Sellering zapewnił w środę, że „fundacja powstrzyma się od działalności przy ukończonym już gazociągu Nord Stream 2, zgodnie z wtorkowymi wytycznymi rządu Meklemburgii-Pomorza Przedniego”.

Powiedział, że wsparcie fundacji dla Nord Stream 2 polegało na pomocy w drobnych pracach: „Jeżeli brakowało spawacza, to my go znajdowaliśmy. Jeśli brakowało czegoś jeszcze innego, my to zapewnialiśmy”.

Reklama

Sellering nie chciał skomentować doniesień, jakoby fundacja nabyła specjalny statek, który udostępniła do prac przy budowie rurociągu. „Każdy, kto ma do czynienia z mocarstwem światowym, jest świadomy, że nie należy komentować każdego kroku” - wyjaśnił.

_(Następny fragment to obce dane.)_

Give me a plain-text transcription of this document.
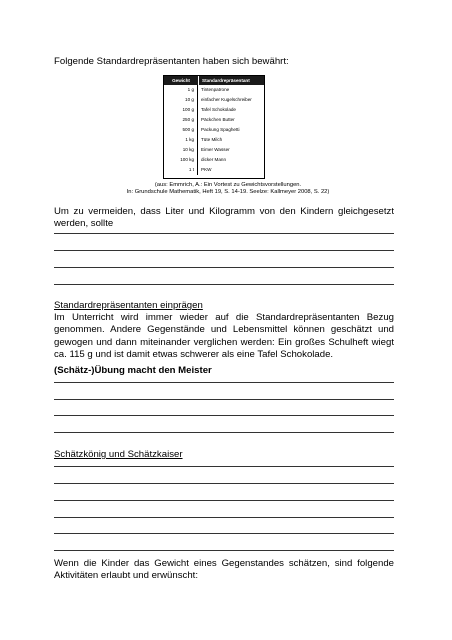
Folgende Standardrepräsentanten haben sich bewährt:
Gewicht	Standardrepräsentant
1 g	Tintenpatrone
10 g	einfacher Kugelschreiber
100 g	Tafel Schokolade
250 g	Päckchen Butter
500 g	Packung Spaghetti
1 kg	Tüte Milch
10 kg	Eimer Wasser
100 kg	dicker Mann
1 t	PKW
(aus: Emmrich, A.: Ein Vortest zu Gewichtsvorstellungen.
In: Grundschule Mathematik, Heft 19, S. 14-19. Seelze: Kallmeyer 2008, S. 22)
Um zu vermeiden, dass Liter und Kilogramm von den Kindern gleichgesetzt werden, sollte
Standardrepräsentanten einprägen
Im Unterricht wird immer wieder auf die Standardrepräsentanten Bezug genommen. Andere Gegenstände und Lebensmittel können geschätzt und gewogen und dann miteinander verglichen werden: Ein großes Schulheft wiegt ca. 115 g und ist damit etwas schwerer als eine Tafel Schokolade.
(Schätz-)Übung macht den Meister
Schätzkönig und Schätzkaiser
Wenn die Kinder das Gewicht eines Gegenstandes schätzen, sind folgende Aktivitäten erlaubt und erwünscht:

We wtorek rząd Niemiec wstrzymał do odwołania proces zatwierdzania rosyjsko-niemieckiego gazociągu Nord Stream 2 w związku z zaostrzającym się konfliktem rosyjsko-ukraińskim. Następnie niemiecka Federalna Agencja ds. Sieci, prowadząca proces certyfikacji rurociągu, potwierdziła, że proces ten nie będzie dalej prowadzony.

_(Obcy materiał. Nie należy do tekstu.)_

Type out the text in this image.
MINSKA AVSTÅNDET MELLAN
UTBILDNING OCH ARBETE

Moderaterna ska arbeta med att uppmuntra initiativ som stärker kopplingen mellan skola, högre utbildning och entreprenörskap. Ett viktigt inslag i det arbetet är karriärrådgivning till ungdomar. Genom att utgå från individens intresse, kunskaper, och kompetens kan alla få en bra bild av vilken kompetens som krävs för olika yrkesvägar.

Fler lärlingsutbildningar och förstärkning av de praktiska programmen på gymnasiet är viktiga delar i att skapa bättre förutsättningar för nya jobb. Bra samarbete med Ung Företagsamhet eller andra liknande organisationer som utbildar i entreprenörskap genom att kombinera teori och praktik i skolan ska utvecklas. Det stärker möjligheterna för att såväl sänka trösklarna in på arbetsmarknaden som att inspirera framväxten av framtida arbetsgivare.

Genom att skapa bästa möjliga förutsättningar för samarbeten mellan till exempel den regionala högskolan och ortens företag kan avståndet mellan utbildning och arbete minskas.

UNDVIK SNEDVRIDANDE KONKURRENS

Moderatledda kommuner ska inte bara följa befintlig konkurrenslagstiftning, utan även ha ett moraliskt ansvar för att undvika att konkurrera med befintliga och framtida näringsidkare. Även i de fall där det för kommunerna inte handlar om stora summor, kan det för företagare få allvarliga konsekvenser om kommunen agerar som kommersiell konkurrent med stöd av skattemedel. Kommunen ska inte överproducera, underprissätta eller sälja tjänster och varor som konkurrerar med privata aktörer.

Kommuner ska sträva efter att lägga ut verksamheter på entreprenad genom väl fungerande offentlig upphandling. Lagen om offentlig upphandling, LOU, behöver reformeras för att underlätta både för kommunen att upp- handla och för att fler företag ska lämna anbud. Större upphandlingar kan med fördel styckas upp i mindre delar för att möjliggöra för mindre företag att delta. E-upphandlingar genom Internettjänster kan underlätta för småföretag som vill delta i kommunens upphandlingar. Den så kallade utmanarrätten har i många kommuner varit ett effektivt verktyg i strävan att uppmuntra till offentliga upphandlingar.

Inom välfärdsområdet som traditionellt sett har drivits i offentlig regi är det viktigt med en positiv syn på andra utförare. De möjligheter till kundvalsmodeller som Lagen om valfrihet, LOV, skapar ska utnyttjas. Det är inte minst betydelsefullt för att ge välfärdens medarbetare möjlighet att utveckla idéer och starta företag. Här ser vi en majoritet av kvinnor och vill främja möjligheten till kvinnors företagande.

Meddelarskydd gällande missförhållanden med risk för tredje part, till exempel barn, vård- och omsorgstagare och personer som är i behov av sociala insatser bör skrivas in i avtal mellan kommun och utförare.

Ambasador Niemiec: Nord Stream 2 został wstrzymany, bo Putin przekroczył Rubikon

Nord Stream 2 został wstrzymany, bo Putin przekroczył Rubikon, zmieniając sytuację geopolityczną w Europie - powiedziała ambasador Niemiec w Waszyngtonie Emily Haber. Dodała, że trudno spodziewać się, by rosyjski prezydent cofnął swoje decyzje.

"Gazociąg został wstrzymany, bo Putin przekroczył Rubikon i zmienił geopolityczne środowisko wraz z środowiskiem bezpieczeństwa i nie spodziewam się, by cofnął swoje decyzje i transgresje, które sprawiły, że zmieniliśmy kurs" - powiedziała Haber w wywiadzie dla CNN.

Ambasador obarczyła też Rosję winą za rosnące ceny gazu i ropy. Jak stwierdziła, ceny są wysokie, bo Rosja używa rynków energii do celów geopolitycznych.

O tym, że los gazociągu wybudowanego kosztem 11 mld dolarów jest przesądzony mówili również we wtorek przedstawiciele administracji USA. Sekretarz stanu Antony Blinken wskazał, że decyzja niemieckiego rządu o wstrzymaniu certyfikacji NS2 jest bezterminowa, zaznaczając, że był to wynik "bliskich konsultacji" z Waszyngtonem.

Podczas briefingu prasowego wysoki rangą przedstawiciel Białego Domu stwierdził natomiast, że gazociąg nie rozpocznie pracy.

"To 11 miliardowa inwestycja (...) która pójdzie na marne, poświęcone zostaje to, co byłoby dojną krową dla rosyjskich finansów" - stwierdził.